DHCP server configuration used, wpad.dat file example (I simply use symbolic link to proxy.pac), and Apache2 VirtualHost config are available in my github, an attempt to integrate Squid3 cache with WPAD, PAC, and DHCP.


History

For trailing character in WPAD value mentioned earlier, I once configured option 252 value with “wpad.dat\?“, “proxy.pa“, and some other likely wrong variations. I also configured the browser in Windows XP and 7 with these variations of wrong values before getting the browser to use proxy auto-discovery again.
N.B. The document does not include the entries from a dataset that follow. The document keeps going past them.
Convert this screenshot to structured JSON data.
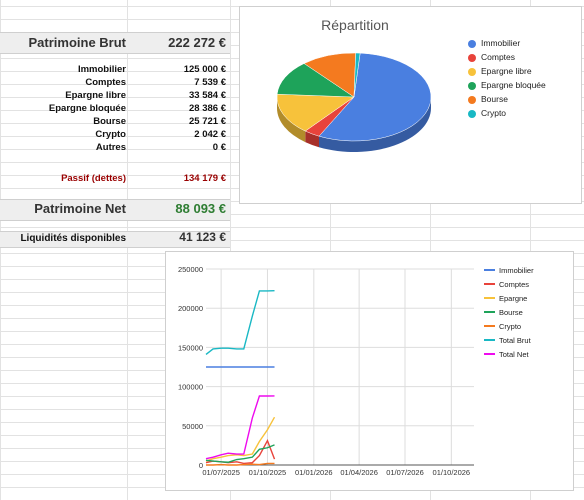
{
  "summary": {
    "brut_label": "Patrimoine Brut",
    "brut_value": "222 272 €",
    "rows": [
      {
        "label": "Immobilier",
        "value": "125 000 €"
      },
      {
        "label": "Comptes",
        "value": "7 539 €"
      },
      {
        "label": "Epargne libre",
        "value": "33 584 €"
      },
      {
        "label": "Epargne bloquée",
        "value": "28 386 €"
      },
      {
        "label": "Bourse",
        "value": "25 721 €"
      },
      {
        "label": "Crypto",
        "value": "2 042 €"
      },
      {
        "label": "Autres",
        "value": "0 €"
      }
    ],
    "passif_label": "Passif (dettes)",
    "passif_value": "134 179 €",
    "net_label": "Patrimoine Net",
    "net_value": "88 093 €",
    "liquid_label": "Liquidités disponibles",
    "liquid_value": "41 123 €"
  },
  "colors": {
    "immobilier": "#4a7fe0",
    "comptes": "#e8433b",
    "epargne_libre": "#f7c23b",
    "epargne_bloquee": "#1ea35a",
    "bourse": "#f47a1f",
    "crypto": "#19b8c4",
    "total_brut": "#19b8c4",
    "total_net": "#ee0aee",
    "net_value": "#2e7d32",
    "passif": "#990000"
  },
  "pie_chart": {
    "title": "Répartition",
    "legend": [
      {
        "label": "Immobilier",
        "color": "#4a7fe0"
      },
      {
        "label": "Comptes",
        "color": "#e8433b"
      },
      {
        "label": "Epargne libre",
        "color": "#f7c23b"
      },
      {
        "label": "Epargne bloquée",
        "color": "#1ea35a"
      },
      {
        "label": "Bourse",
        "color": "#f47a1f"
      },
      {
        "label": "Crypto",
        "color": "#19b8c4"
      }
    ]
  },
  "chart_data": [
    {
      "type": "pie",
      "title": "Répartition",
      "categories": [
        "Immobilier",
        "Comptes",
        "Epargne libre",
        "Epargne bloquée",
        "Bourse",
        "Crypto"
      ],
      "values": [
        125000,
        7539,
        33584,
        28386,
        25721,
        2042
      ],
      "legend_position": "right",
      "style": "3d"
    },
    {
      "type": "line",
      "x_ticks": [
        "01/07/2025",
        "01/10/2025",
        "01/01/2026",
        "01/04/2026",
        "01/07/2026",
        "01/10/2026"
      ],
      "y_ticks": [
        "0",
        "50000",
        "100000",
        "150000",
        "200000",
        "250000"
      ],
      "ylim": [
        0,
        250000
      ],
      "grid": true,
      "legend_position": "right",
      "x": [
        "2025-06-01",
        "2025-06-15",
        "2025-07-01",
        "2025-07-15",
        "2025-08-01",
        "2025-08-15",
        "2025-09-01",
        "2025-09-15",
        "2025-10-01",
        "2025-10-15"
      ],
      "series": [
        {
          "name": "Immobilier",
          "color": "#4a7fe0",
          "values": [
            125000,
            125000,
            125000,
            125000,
            125000,
            125000,
            125000,
            125000,
            125000,
            125000
          ]
        },
        {
          "name": "Comptes",
          "color": "#e8433b",
          "values": [
            3000,
            5000,
            4000,
            3000,
            4000,
            2000,
            3000,
            12000,
            31000,
            7500
          ]
        },
        {
          "name": "Epargne",
          "color": "#f7c23b",
          "values": [
            5000,
            8000,
            10000,
            12000,
            13000,
            12000,
            14000,
            30000,
            45000,
            61000
          ]
        },
        {
          "name": "Bourse",
          "color": "#1ea35a",
          "values": [
            6000,
            5000,
            4000,
            3500,
            7000,
            8000,
            10000,
            20000,
            22000,
            25700
          ]
        },
        {
          "name": "Crypto",
          "color": "#f47a1f",
          "values": [
            0,
            0,
            500,
            0,
            0,
            500,
            1000,
            500,
            2000,
            2000
          ]
        },
        {
          "name": "Total Brut",
          "color": "#19b8c4",
          "values": [
            141000,
            148000,
            149000,
            149000,
            148000,
            148000,
            190000,
            222000,
            222000,
            222300
          ]
        },
        {
          "name": "Total Net",
          "color": "#ee0aee",
          "values": [
            8000,
            10000,
            13000,
            15000,
            14000,
            14000,
            60000,
            88000,
            88000,
            88100
          ]
        }
      ]
    }
  ]
}
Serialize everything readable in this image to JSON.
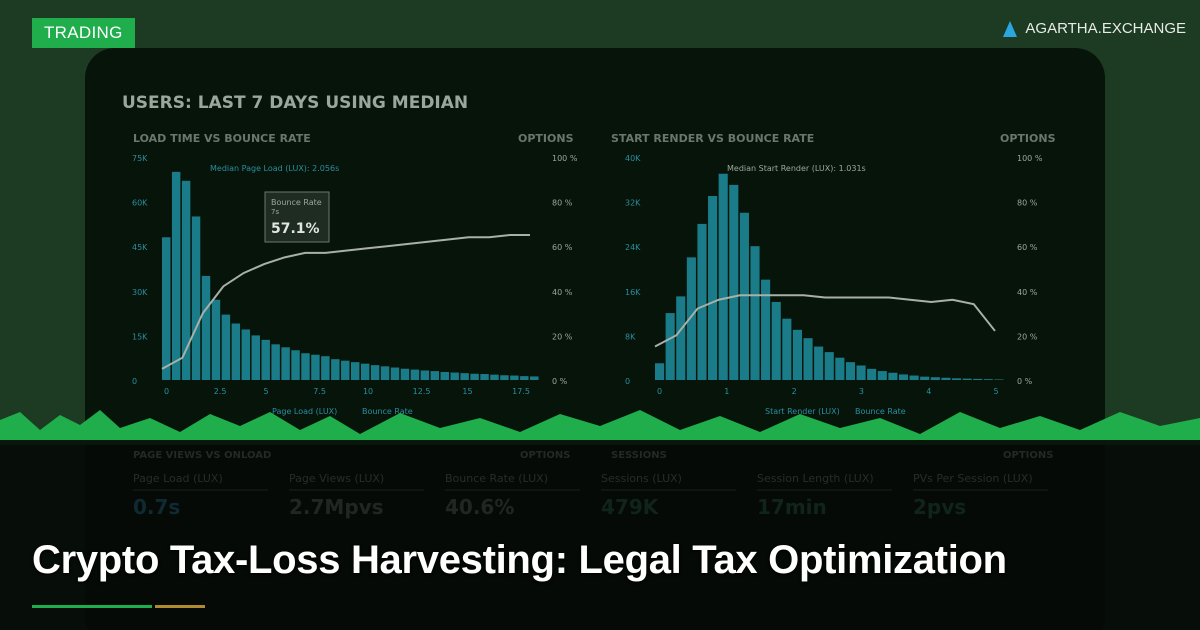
{
  "badge": "TRADING",
  "brand": {
    "name": "AGARTHA.EXCHANGE",
    "icon": "triangle-logo-icon"
  },
  "title": "Crypto Tax-Loss Harvesting: Legal Tax Optimization",
  "colors": {
    "accent": "#1fae4b",
    "gold": "#b08a2e",
    "bar": "#1f8ea0"
  },
  "dashboard": {
    "heading": "USERS: LAST 7 DAYS USING MEDIAN",
    "left": {
      "title": "LOAD TIME VS BOUNCE RATE",
      "options": "OPTIONS",
      "median": "Median Page Load (LUX): 2.056s",
      "tooltip_label": "Bounce Rate",
      "tooltip_sub": "7s",
      "tooltip_value": "57.1%",
      "yticks": [
        "75K",
        "60K",
        "45K",
        "30K",
        "15K",
        "0"
      ],
      "y2ticks": [
        "100 %",
        "80 %",
        "60 %",
        "40 %",
        "20 %",
        "0 %"
      ],
      "xticks": [
        "0",
        "2.5",
        "5",
        "7.5",
        "10",
        "12.5",
        "15",
        "17.5"
      ],
      "legend": [
        "Page Load (LUX)",
        "Bounce Rate"
      ]
    },
    "right": {
      "title": "START RENDER VS BOUNCE RATE",
      "options": "OPTIONS",
      "median": "Median Start Render (LUX): 1.031s",
      "yticks": [
        "40K",
        "32K",
        "24K",
        "16K",
        "8K",
        "0"
      ],
      "y2ticks": [
        "100 %",
        "80 %",
        "60 %",
        "40 %",
        "20 %",
        "0 %"
      ],
      "xticks": [
        "0",
        "1",
        "2",
        "3",
        "4",
        "5"
      ],
      "legend": [
        "Start Render (LUX)",
        "Bounce Rate"
      ]
    },
    "bottom": {
      "left_title": "PAGE VIEWS VS ONLOAD",
      "right_title": "SESSIONS",
      "options": "OPTIONS",
      "metrics": [
        {
          "label": "Page Load (LUX)",
          "value": "0.7s"
        },
        {
          "label": "Page Views (LUX)",
          "value": "2.7Mpvs"
        },
        {
          "label": "Bounce Rate (LUX)",
          "value": "40.6%"
        },
        {
          "label": "Sessions (LUX)",
          "value": "479K"
        },
        {
          "label": "Session Length (LUX)",
          "value": "17min"
        },
        {
          "label": "PVs Per Session (LUX)",
          "value": "2pvs"
        }
      ]
    }
  },
  "chart_data": [
    {
      "type": "bar",
      "values": [
        48,
        70,
        67,
        55,
        35,
        27,
        22,
        19,
        17,
        15,
        13.5,
        12,
        11,
        10,
        9,
        8.5,
        8,
        7,
        6.5,
        6,
        5.5,
        5,
        4.6,
        4.2,
        3.8,
        3.5,
        3.2,
        3,
        2.7,
        2.5,
        2.3,
        2.1,
        2,
        1.8,
        1.6,
        1.5,
        1.3,
        1.2
      ],
      "ylim": [
        0,
        75
      ],
      "line": [
        5,
        10,
        30,
        42,
        48,
        52,
        55,
        57,
        57,
        58,
        59,
        60,
        61,
        62,
        63,
        64,
        64,
        65,
        65
      ],
      "y2lim": [
        0,
        100
      ]
    },
    {
      "type": "bar",
      "values": [
        3,
        12,
        15,
        22,
        28,
        33,
        37,
        35,
        30,
        24,
        18,
        14,
        11,
        9,
        7.5,
        6,
        5,
        4,
        3.2,
        2.6,
        2,
        1.6,
        1.3,
        1,
        0.8,
        0.6,
        0.5,
        0.4,
        0.3,
        0.25,
        0.2,
        0.15,
        0.1
      ],
      "ylim": [
        0,
        40
      ],
      "line": [
        15,
        20,
        32,
        36,
        38,
        38,
        38,
        38,
        37,
        37,
        37,
        37,
        36,
        35,
        36,
        34,
        22
      ],
      "y2lim": [
        0,
        100
      ]
    }
  ]
}
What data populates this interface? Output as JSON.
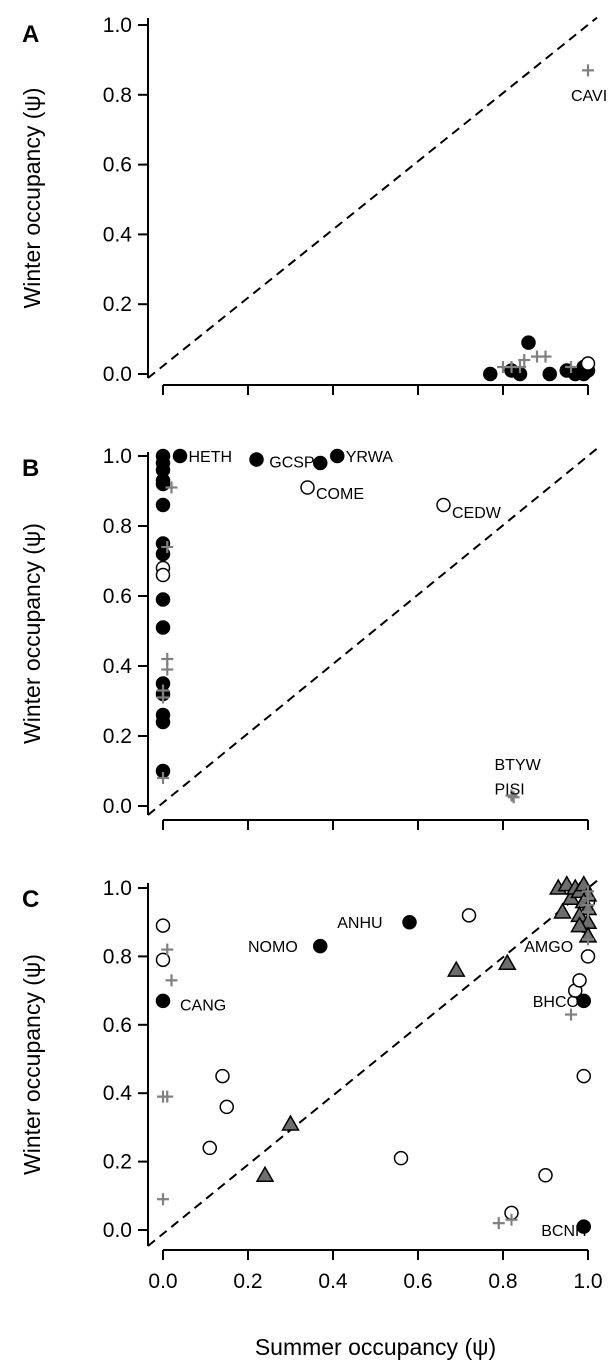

Somehow it kept the wrong GET with trailing character resulting in 404 (page not found):

  1. Firefox
  2. 192.168.40.78 - - [30/Apr/2013:16:20:39 +0700] "GET /wpad.dat/ HTTP/1.1" 404 478 "-" "Mozilla/4.0 (compatible; MSIE 6.0; Win32)"
  3. IE 6
  4. 192.168.40.78 - - [30/Apr/2013:16:28:07 +0700] "GET /wpad.dat/ HTTP/1.1" 404 478 "-" "Mozilla/4.0 (compatible; MSIE 6.0; Win32)"
  5. IE 8
  6. 192.168.40.77 - - [01/May/2013:20:07:24 +0700] "GET /wpad.dat/? HTTP/1.1" 404 534 "-" "-"

I was able to force it to GET the correct WPAD value by adding new network adapter which received different IP lease from DHCP server. Afterwards, connecting with the old adapter will also keep correct behavior.

I still don’t know how they keep the previously incorrect behavior. In short we can’t rely on WPAD alone, but there is probability that some portions of the network clients will find the proxy this way, automatically without technical assistance.